Al Johnson

No. 27
- Positions: Quarterback, Punter

Personal information
- Born: August 15, 1922 Munday, Texas, U.S.
- Died: May 5, 2011 (aged 88) Grants, New Mexico, U.S.
- Listed height: 6 ft 0 in (1.83 m)
- Listed weight: 175 lb (79 kg)

Career information
- High school: Hamlin (Hamlin, Texas)
- College: Hardin-Simmons (1942, 1946-1947)
- NFL draft: 1947: 14th round, 121st overall pick

Career history

Playing
- Philadelphia Eagles (1948);

Coaching
- Football Western New Mexico (1950-1966) Head coach; Baseball Western New Mexico (1955-1970) Head coach;

Operations
- Western New Mexico (1969-1981) Athletic director;

Awards and highlights
- NFL champion (1948);
- Stats at Pro Football Reference

= Al Johnson (American football coach) =

American football player, coach, and administrator (1922–2011)

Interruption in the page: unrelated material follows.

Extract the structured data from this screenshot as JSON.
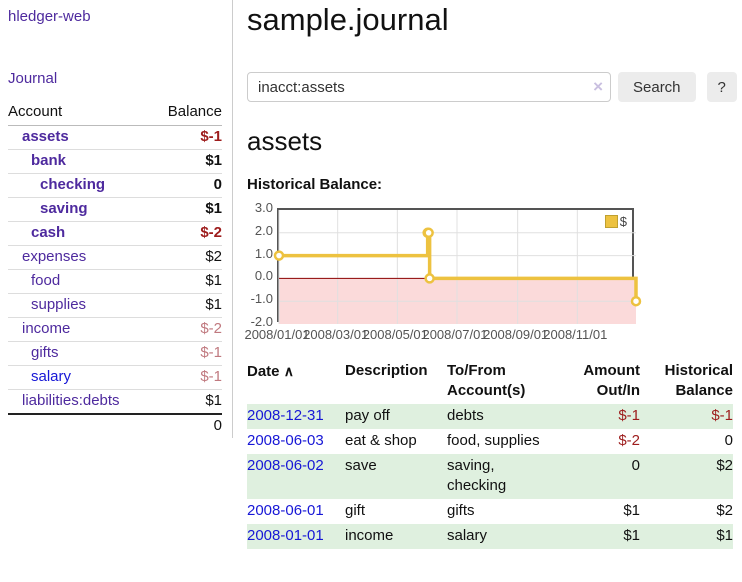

Stephen Alvin Johnson (August 15, 1922 – May 5, 2011) was an American football player, coach of football and baseball, and college athletics administrator.
He was drafted by the Philadelphia Eagles in the 14th round (121st overall) of the 1947 NFL draft. With the Eagles in 1948, he won an NFL Championship. He served as the head football coach at Western New Mexico University in Silver City, New Mexico from 1950 to 1966. He also coached the baseball team at Western New Mexico from 1955 to 1970. He died at his home in Grants, New Mexico in 2011.